A term with multiple uses in fluid mechanics and thermodynamics. The first and most well known is the concept of specific heat under constant pressure, and its unit is joule/kg*kelvin. For calorically ideal gases, the enthalpy is equal to the temperature times cp.

Usually centipoise (cP) is used in a hundredth. For example, the viscosity of water is 1.0020 cP at 20°C. 1 poise = 100 centipoise = 1 g cm−1 s−1 = 0.1 Pa·s. 1 centipoise = 0.001 Pa·s.

To summarize briefly, the application areas of fluid mechanics are as follows;

• Natural Flows and Meteorological Events
• Ships
• Air and Space Vehicles
• Power Plants
• Human body
• automobiles
• Wind Turbines
• Pipelines and Plumbing

Although each fluid differs from the others in composition and specific properties, each fluid has some characteristics it shares.

These features can be broadly categorized as follows:

Kinematic properties such as velocity and acceleration.

Thermodynamic properties of fluids such as density, temperature, internal energy, pressure, specific volume and specific gravity.

Physical properties of fluids such as appearance, color and smell.

Intensity

The density of a fluid is its mass per unit volume.

Heat

Temperature or coldness determines the physical state of the fluid.

Pressure

The pressure of a fluid is the force applied per unit area.

Specific Volume

In fluid mechanics, specific volume is the reciprocal of density.

The boundary layer is the thin layer in which the interaction between the solid and the fluid occurs due to fluid viscosity. The reason why it is important in fluid mechanics is that the boundary layer determines the lift and drag in the fin and the flow loss in the in-pipe flow.
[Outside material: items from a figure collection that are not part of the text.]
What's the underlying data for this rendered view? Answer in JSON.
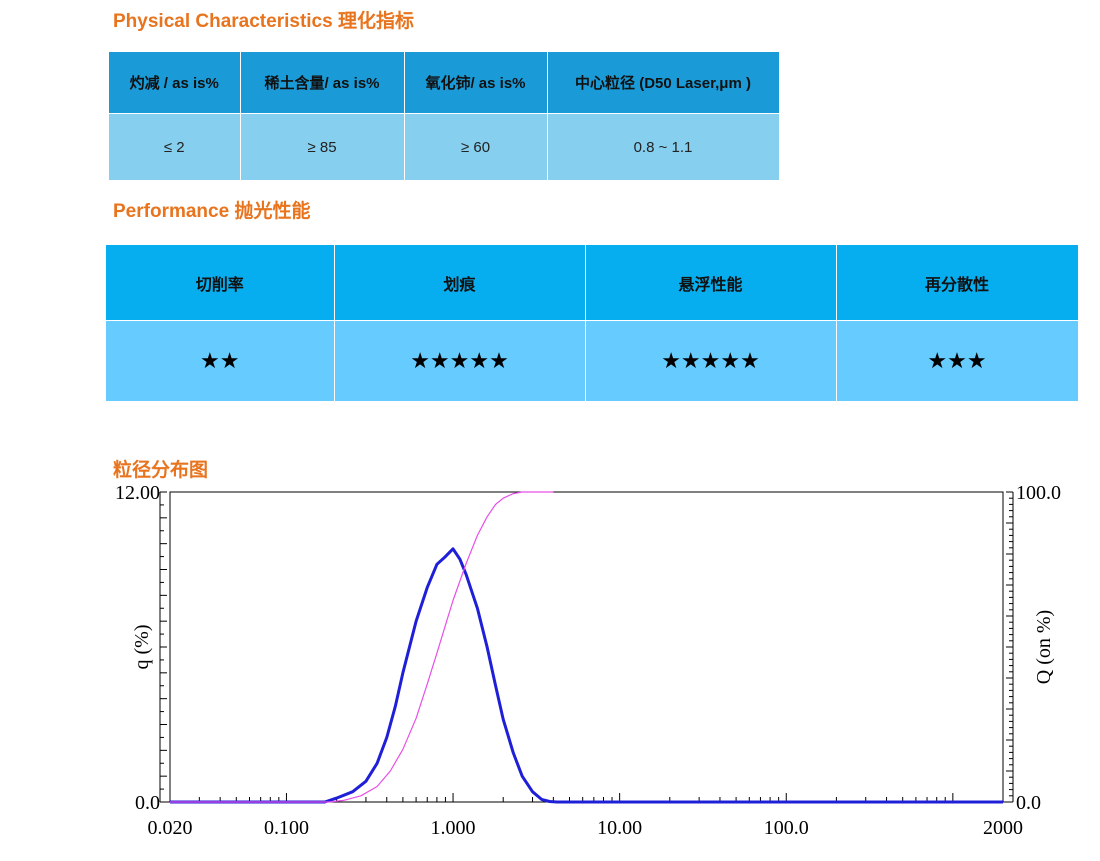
{
  "sections": {
    "physical": "Physical Characteristics 理化指标",
    "performance": "Performance 抛光性能",
    "psd": "粒径分布图"
  },
  "physical_table": {
    "headers": [
      "灼减 / as is%",
      "稀土含量/ as is%",
      "氧化铈/ as is%",
      "中心粒径 (D50 Laser,μm )"
    ],
    "values": [
      "≤ 2",
      "≥ 85",
      "≥ 60",
      "0.8 ~ 1.1"
    ]
  },
  "performance_table": {
    "headers": [
      "切削率",
      "划痕",
      "悬浮性能",
      "再分散性"
    ],
    "ratings": [
      "★★",
      "★★★★★",
      "★★★★★",
      "★★★"
    ],
    "rating_values": [
      2,
      5,
      5,
      3
    ]
  },
  "chart_data": {
    "type": "line",
    "x_scale": "log",
    "xlim": [
      0.02,
      2000
    ],
    "ylim": [
      0,
      12
    ],
    "y2lim": [
      0,
      100
    ],
    "xticks": [
      "0.020",
      "0.100",
      "1.000",
      "10.00",
      "100.0",
      "2000"
    ],
    "ylabel": "q (%)",
    "y2label": "Q (on %)",
    "ytick_top": "12.00",
    "ytick_bottom": "0.0",
    "y2tick_top": "100.0",
    "y2tick_bottom": "0.0",
    "series": [
      {
        "axis": "left",
        "color": "#1F1FD8",
        "x": [
          0.02,
          0.17,
          0.2,
          0.25,
          0.3,
          0.35,
          0.4,
          0.45,
          0.5,
          0.6,
          0.7,
          0.8,
          0.9,
          1.0,
          1.1,
          1.2,
          1.4,
          1.6,
          1.8,
          2.0,
          2.3,
          2.6,
          3.0,
          3.4,
          3.8,
          4.2,
          10,
          100,
          2000
        ],
        "y": [
          0,
          0,
          0.15,
          0.4,
          0.8,
          1.5,
          2.5,
          3.7,
          5.0,
          7.0,
          8.3,
          9.2,
          9.5,
          9.8,
          9.4,
          8.8,
          7.5,
          6.0,
          4.5,
          3.2,
          1.9,
          1.0,
          0.4,
          0.1,
          0.02,
          0,
          0,
          0,
          0
        ]
      },
      {
        "axis": "right",
        "color": "#E84FE8",
        "x": [
          0.02,
          0.18,
          0.22,
          0.28,
          0.35,
          0.42,
          0.5,
          0.6,
          0.7,
          0.8,
          0.9,
          1.0,
          1.2,
          1.4,
          1.6,
          1.8,
          2.0,
          2.3,
          2.6,
          3.0,
          3.5,
          4.0
        ],
        "y": [
          0,
          0,
          0.5,
          2,
          5,
          10,
          17,
          27,
          38,
          48,
          57,
          65,
          77,
          86,
          92,
          96,
          98,
          99.5,
          100,
          100,
          100,
          100
        ]
      }
    ]
  }
}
The flow regime significantly affects the power required to pump the fluid. The flow of a fluid in a pipe can be laminar or turbulent. The transition from laminar to turbulent flow depends on geometry, surface roughness, flow velocity, surface temperature, and fluid type, among other factors.
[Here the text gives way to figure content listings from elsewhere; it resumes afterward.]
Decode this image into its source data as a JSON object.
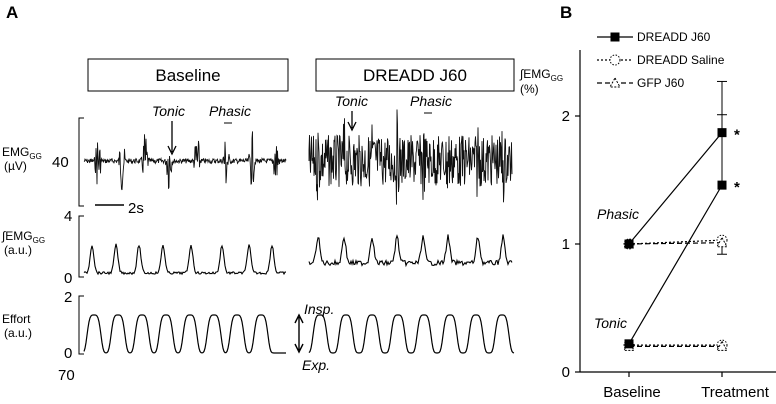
{
  "panel_a": {
    "label": "A",
    "baseline_title": "Baseline",
    "dreadd_title": "DREADD J60",
    "emg_label": "EMG",
    "emg_sub": "GG",
    "emg_unit": "(µV)",
    "emg_scale": "40",
    "time_scale": "2s",
    "int_label": "∫EMG",
    "int_sub": "GG",
    "int_unit": "(a.u.)",
    "int_max": "4",
    "int_min": "0",
    "effort_label": "Effort",
    "effort_unit": "(a.u.)",
    "effort_max": "2",
    "effort_min": "0",
    "effort_low": "70",
    "tonic": "Tonic",
    "phasic": "Phasic",
    "insp": "Insp.",
    "exp": "Exp."
  },
  "panel_b": {
    "label": "B",
    "y_label": "∫EMG",
    "y_sub": "GG",
    "y_unit": "(%)",
    "phasic_label": "Phasic",
    "tonic_label": "Tonic",
    "significance": "*"
  },
  "chart_data": {
    "type": "line",
    "categories": [
      "Baseline",
      "Treatment"
    ],
    "ylim": [
      0,
      2.4
    ],
    "yticks": [
      "0",
      "1",
      "2"
    ],
    "legend_position": "top-right",
    "series": [
      {
        "name": "DREADD J60",
        "group": "Phasic",
        "values": [
          1.0,
          1.87
        ],
        "error": [
          0,
          0.4
        ],
        "marker": "square",
        "style": "solid"
      },
      {
        "name": "DREADD Saline",
        "group": "Phasic",
        "values": [
          1.0,
          1.03
        ],
        "error": [
          0,
          0.11
        ],
        "marker": "circle",
        "style": "dotted"
      },
      {
        "name": "GFP J60",
        "group": "Phasic",
        "values": [
          1.0,
          1.01
        ],
        "error": [
          0,
          0.02
        ],
        "marker": "triangle",
        "style": "dashed"
      },
      {
        "name": "DREADD J60",
        "group": "Tonic",
        "values": [
          0.22,
          1.46
        ],
        "error": [
          0,
          0.55
        ],
        "marker": "square",
        "style": "solid"
      },
      {
        "name": "DREADD Saline",
        "group": "Tonic",
        "values": [
          0.21,
          0.21
        ],
        "error": [
          0,
          0.02
        ],
        "marker": "circle",
        "style": "dotted"
      },
      {
        "name": "GFP J60",
        "group": "Tonic",
        "values": [
          0.2,
          0.2
        ],
        "error": [
          0,
          0.02
        ],
        "marker": "triangle",
        "style": "dashed"
      }
    ],
    "significant": [
      "DREADD J60"
    ]
  }
}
The volume of liquid per unit time passing through the selected section of the body through which a liquid flows is called the flow rate. It is abbreviated with the letter Q in physics subjects and is a concept in many formulas.

Flow rate can be defined as the velocity of liquids passing through objects, since it is a kind of velocity calculation.

The connection between the percentage of movement of the valve plug and the percentage of fluid passing through the valve is the valve flow characteristic.

Flow Indicator is an element used to monitor the flow in closed pipe circuits from different directions. Flow indicators can be connected before and after steam traps, monitoring steam leakage, food, medicine, etc. They are used in industries to provide visual control of the fluid.

Continuous losses depend on fluid density and viscosity, pipe diameter and length, pipe inner surface roughness and flow velocity.

The p (kg/m³) in the equation represents the specific gravity of the water. Here m (kg/s), G mass flux (kg/s.m²) G=p v, Q volumetric flow rate (m³/s) Q v A.